Let $$L$$ be a tangent line to the parabola $$y^2 = 4x - 20$$ at $$(6, 2)$$. If $$L$$ is also a tangent to the ellipse $$\frac{x^2}{2} + \frac{y^2}{b} = 1$$, then the value of $$b$$ is equal to:

The parabola is $$y^2 = 4x - 20 = 4(x - 5)$$. This is a parabola with vertex at $$(5, 0)$$ and parameter $$a = 1$$, opening rightward.

To find the tangent at $$(6, 2)$$, we differentiate $$y^2 = 4(x-5)$$ implicitly: $$2y \frac{dy}{dx} = 4$$, so $$\frac{dy}{dx} = \frac{2}{y} = \frac{2}{2} = 1$$ at the point $$(6, 2)$$.
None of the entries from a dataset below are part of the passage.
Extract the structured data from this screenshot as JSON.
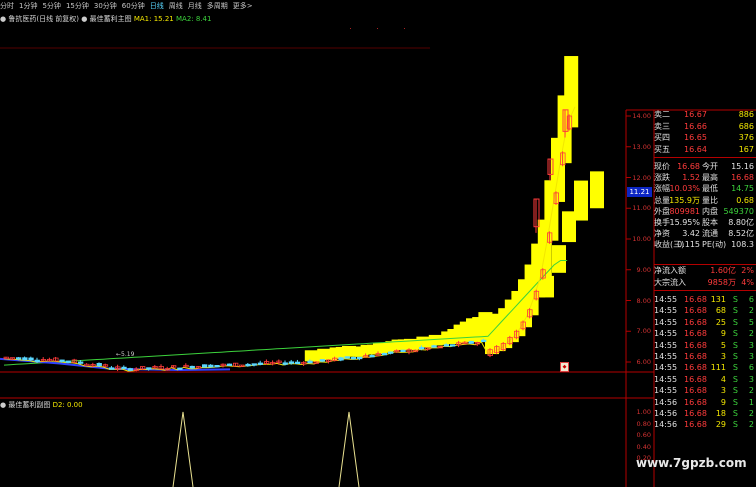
{
  "toolbar": {
    "items": [
      "分时",
      "1分钟",
      "5分钟",
      "15分钟",
      "30分钟",
      "60分钟",
      "日线",
      "周线",
      "月线",
      "多周期",
      "更多>"
    ],
    "active_index": 6
  },
  "info": {
    "stock_name": "鲁抗医药(日线 前复权)",
    "indicator_name": "最佳蓄利主图",
    "ma1_label": "MA1: 15.21",
    "ma2_label": "MA2: 8.41"
  },
  "indicator": {
    "title": "最佳蓄利副图",
    "d2_label": "D2: 0.00"
  },
  "low_label": "←5.19",
  "current_price_tag": "11.21",
  "price_axis": [
    "14.00",
    "13.00",
    "12.00",
    "11.00",
    "10.00",
    "9.00",
    "8.00",
    "7.00",
    "6.00"
  ],
  "indicator_axis": [
    "1.00",
    "0.80",
    "0.60",
    "0.40",
    "0.20"
  ],
  "order_book": [
    {
      "label": "卖二",
      "price": "16.67",
      "vol": "886"
    },
    {
      "label": "卖三",
      "price": "16.66",
      "vol": "686"
    },
    {
      "label": "买四",
      "price": "16.65",
      "vol": "376"
    },
    {
      "label": "买五",
      "price": "16.64",
      "vol": "167"
    }
  ],
  "stats": [
    {
      "l1": "现价",
      "v1": "16.68",
      "l2": "今开",
      "v2": "15.16",
      "c1": "red",
      "c2": "white"
    },
    {
      "l1": "涨跌",
      "v1": "1.52",
      "l2": "最高",
      "v2": "16.68",
      "c1": "red",
      "c2": "red"
    },
    {
      "l1": "涨幅",
      "v1": "10.03%",
      "l2": "最低",
      "v2": "14.75",
      "c1": "red",
      "c2": "green"
    },
    {
      "l1": "总量",
      "v1": "135.9万",
      "l2": "量比",
      "v2": "0.68",
      "c1": "yellow",
      "c2": "yellow"
    },
    {
      "l1": "外盘",
      "v1": "809981",
      "l2": "内盘",
      "v2": "549370",
      "c1": "red",
      "c2": "green"
    },
    {
      "l1": "换手",
      "v1": "15.95%",
      "l2": "股本",
      "v2": "8.80亿",
      "c1": "white",
      "c2": "white"
    },
    {
      "l1": "净资",
      "v1": "3.42",
      "l2": "流通",
      "v2": "8.52亿",
      "c1": "white",
      "c2": "white"
    },
    {
      "l1": "收益(三)",
      "v1": "0.115",
      "l2": "PE(动)",
      "v2": "108.3",
      "c1": "white",
      "c2": "white"
    }
  ],
  "net_inflow": [
    {
      "label": "净流入额",
      "value": "1.60亿",
      "pct": "2%"
    },
    {
      "label": "大宗流入",
      "value": "9858万",
      "pct": "4%"
    }
  ],
  "ticks": [
    {
      "time": "14:55",
      "price": "16.68",
      "vol": "131",
      "side": "S",
      "n": "6"
    },
    {
      "time": "14:55",
      "price": "16.68",
      "vol": "68",
      "side": "S",
      "n": "2"
    },
    {
      "time": "14:55",
      "price": "16.68",
      "vol": "25",
      "side": "S",
      "n": "5"
    },
    {
      "time": "14:55",
      "price": "16.68",
      "vol": "9",
      "side": "S",
      "n": "2"
    },
    {
      "time": "14:55",
      "price": "16.68",
      "vol": "5",
      "side": "S",
      "n": "3"
    },
    {
      "time": "14:55",
      "price": "16.68",
      "vol": "3",
      "side": "S",
      "n": "3"
    },
    {
      "time": "14:55",
      "price": "16.68",
      "vol": "111",
      "side": "S",
      "n": "6"
    },
    {
      "time": "14:55",
      "price": "16.68",
      "vol": "4",
      "side": "S",
      "n": "3"
    },
    {
      "time": "14:55",
      "price": "16.68",
      "vol": "3",
      "side": "S",
      "n": "2"
    },
    {
      "time": "14:56",
      "price": "16.68",
      "vol": "9",
      "side": "S",
      "n": "1"
    },
    {
      "time": "14:56",
      "price": "16.68",
      "vol": "18",
      "side": "S",
      "n": "2"
    },
    {
      "time": "14:56",
      "price": "16.68",
      "vol": "29",
      "side": "S",
      "n": "2"
    }
  ],
  "watermark": "www.7gpzb.com",
  "colors": {
    "up": "#ff3b3b",
    "down": "#3cd23c",
    "ma1": "#f2e600",
    "ma2": "#3cd23c",
    "band": "#ffff00",
    "grid": "#7a0000",
    "axis_line": "#b40000",
    "current_price_bg": "#0c26c4"
  },
  "chart_data": {
    "type": "candlestick",
    "ylabel": "",
    "ylim": [
      5.0,
      14.4
    ],
    "indicator_ylim": [
      0,
      1.1
    ],
    "series": [
      {
        "name": "MA1",
        "values": []
      },
      {
        "name": "MA2",
        "values": []
      }
    ],
    "price_tail": [
      6.4,
      6.5,
      6.6,
      6.8,
      7.0,
      7.3,
      7.7,
      8.3,
      9.0,
      10.2,
      11.5,
      12.8,
      14.0
    ],
    "indicator_spikes": [
      1.0,
      1.0
    ]
  }
}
The tangent line at $$(6, 2)$$ with slope $$1$$ is: $$y - 2 = 1 \cdot (x - 6)$$, giving $$y = x - 4$$.

For this line to be tangent to the ellipse $$\frac{x^2}{2} + \frac{y^2}{b} = 1$$, we substitute $$y = x - 4$$ into the ellipse equation: $$\frac{x^2}{2} + \frac{(x-4)^2}{b} = 1$$.

Multiplying through by $$2b$$: $$bx^2 + 2(x-4)^2 = 2b$$.
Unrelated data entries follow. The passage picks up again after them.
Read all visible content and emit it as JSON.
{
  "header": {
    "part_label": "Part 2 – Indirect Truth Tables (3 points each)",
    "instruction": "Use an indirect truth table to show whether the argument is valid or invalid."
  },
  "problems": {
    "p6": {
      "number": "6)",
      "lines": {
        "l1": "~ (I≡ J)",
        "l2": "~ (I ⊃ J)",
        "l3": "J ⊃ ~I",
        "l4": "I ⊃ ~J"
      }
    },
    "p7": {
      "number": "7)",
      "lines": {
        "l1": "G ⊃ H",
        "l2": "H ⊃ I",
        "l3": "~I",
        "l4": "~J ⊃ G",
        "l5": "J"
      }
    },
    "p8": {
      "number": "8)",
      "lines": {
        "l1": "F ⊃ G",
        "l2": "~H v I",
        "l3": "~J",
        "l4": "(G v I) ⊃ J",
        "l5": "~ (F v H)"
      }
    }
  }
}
Expanding: $$bx^2 + 2x^2 - 16x + 32 = 2b$$, which gives $$(b+2)x^2 - 16x + (32 - 2b) = 0$$.

For tangency, the discriminant must equal zero: $$(-16)^2 - 4(b+2)(32-2b) = 0$$.
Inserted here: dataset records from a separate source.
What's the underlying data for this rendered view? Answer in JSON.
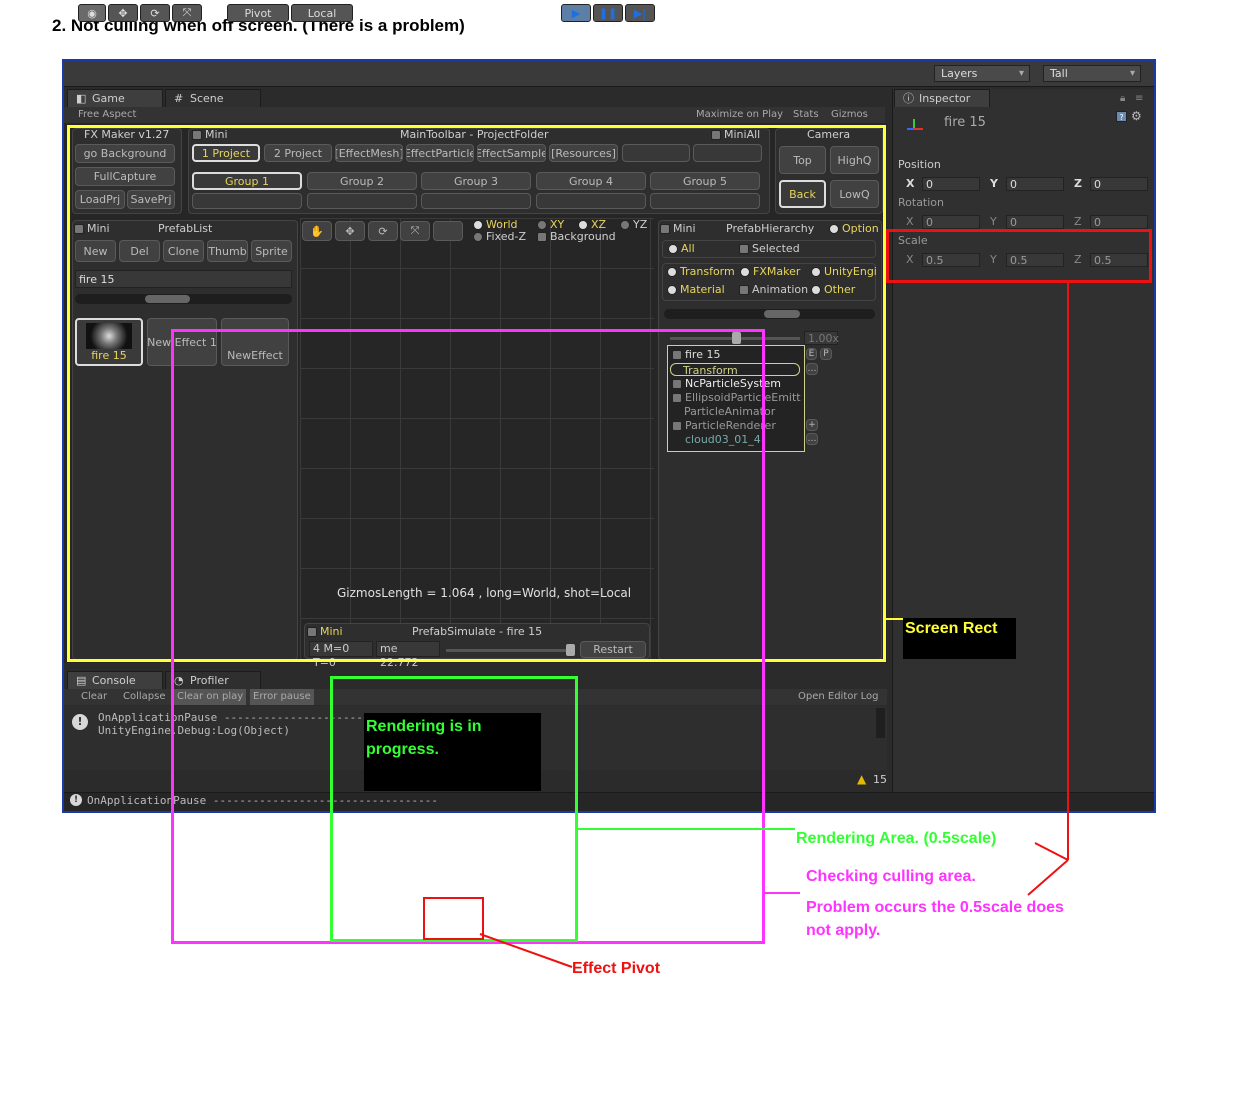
{
  "heading": "2. Not culling when off screen. (There is a problem)",
  "toolbar": {
    "pivot": "Pivot",
    "local": "Local",
    "layers": "Layers",
    "layout": "Tall"
  },
  "game_tab": {
    "game": "Game",
    "scene": "Scene",
    "aspect": "Free Aspect",
    "maximize": "Maximize on Play",
    "stats": "Stats",
    "gizmos": "Gizmos"
  },
  "fxmaker": {
    "version": "FX Maker v1.27",
    "go_background": "go Background",
    "full_capture": "FullCapture",
    "load_prj": "LoadPrj",
    "save_prj": "SavePrj",
    "mini": "Mini",
    "main_toolbar": "MainToolbar - ProjectFolder",
    "mini_all": "MiniAll",
    "projects": [
      "1 Project",
      "2 Project",
      "[EffectMesh]",
      "EffectParticle",
      "EffectSample",
      "[Resources]"
    ],
    "groups": [
      "Group 1",
      "Group 2",
      "Group 3",
      "Group 4",
      "Group 5"
    ],
    "camera": "Camera",
    "cam_top": "Top",
    "cam_highq": "HighQ",
    "cam_back": "Back",
    "cam_lowq": "LowQ"
  },
  "prefab_list": {
    "mini": "Mini",
    "title": "PrefabList",
    "buttons": [
      "New",
      "Del",
      "Clone",
      "Thumb",
      "Sprite"
    ],
    "search": "fire 15",
    "items": [
      "fire 15",
      "New Effect 1",
      "NewEffect"
    ]
  },
  "scene_tools": {
    "world": "World",
    "fixed_z": "Fixed-Z",
    "xy": "XY",
    "xz": "XZ",
    "yz": "YZ",
    "background": "Background",
    "gizmos_info": "GizmosLength = 1.064 , long=World, shot=Local"
  },
  "prefab_simulate": {
    "mini": "Mini",
    "title": "PrefabSimulate - fire 15",
    "stats": "4 M=0 T=0",
    "time": "me 22.772",
    "restart": "Restart"
  },
  "hierarchy": {
    "mini": "Mini",
    "title": "PrefabHierarchy",
    "option": "Option",
    "all": "All",
    "selected": "Selected",
    "filters": [
      "Transform",
      "FXMaker",
      "UnityEngi",
      "Material",
      "Animation",
      "Other"
    ],
    "speed": "1.00x",
    "nodes": [
      "fire 15",
      "Transform",
      "NcParticleSystem",
      "EllipsoidParticleEmitt",
      "ParticleAnimator",
      "ParticleRenderer",
      "cloud03_01_4"
    ]
  },
  "inspector": {
    "tab": "Inspector",
    "object": "fire 15",
    "position": "Position",
    "rotation": "Rotation",
    "scale": "Scale",
    "axes": [
      "X",
      "Y",
      "Z"
    ],
    "position_values": [
      "0",
      "0",
      "0"
    ],
    "rotation_values": [
      "0",
      "0",
      "0"
    ],
    "scale_values": [
      "0.5",
      "0.5",
      "0.5"
    ]
  },
  "console": {
    "tab": "Console",
    "profiler": "Profiler",
    "buttons": [
      "Clear",
      "Collapse",
      "Clear on play",
      "Error pause"
    ],
    "open_log": "Open Editor Log",
    "line1": "OnApplicationPause ----------------------------------",
    "line2": "UnityEngine.Debug:Log(Object)",
    "warn_count": "15",
    "status": "OnApplicationPause ----------------------------------"
  },
  "annotations": {
    "screen_rect": "Screen Rect",
    "rendering_progress": "Rendering is in progress.",
    "rendering_area": "Rendering Area.  (0.5scale)",
    "checking_area": "Checking culling area.",
    "problem": "Problem occurs the 0.5scale does not apply.",
    "effect_pivot": "Effect Pivot"
  },
  "colors": {
    "screen_rect": "#ffff33",
    "rendering": "#33ff33",
    "culling": "#ff33ff",
    "pivot": "#ee1111",
    "editor_bg": "#2b2b2b"
  }
}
$$256 - 4(32b - 2b^2 + 64 - 4b) = 0$$, so $$256 - 4(-2b^2 + 28b + 64) = 0$$.

$$256 + 8b^2 - 112b - 256 = 0$$, giving $$8b^2 - 112b = 0$$, so $$8b(b - 14) = 0$$.

Since $$b \neq 0$$, we get $$b = 14$$.

The answer is $$14$$, which is Option B.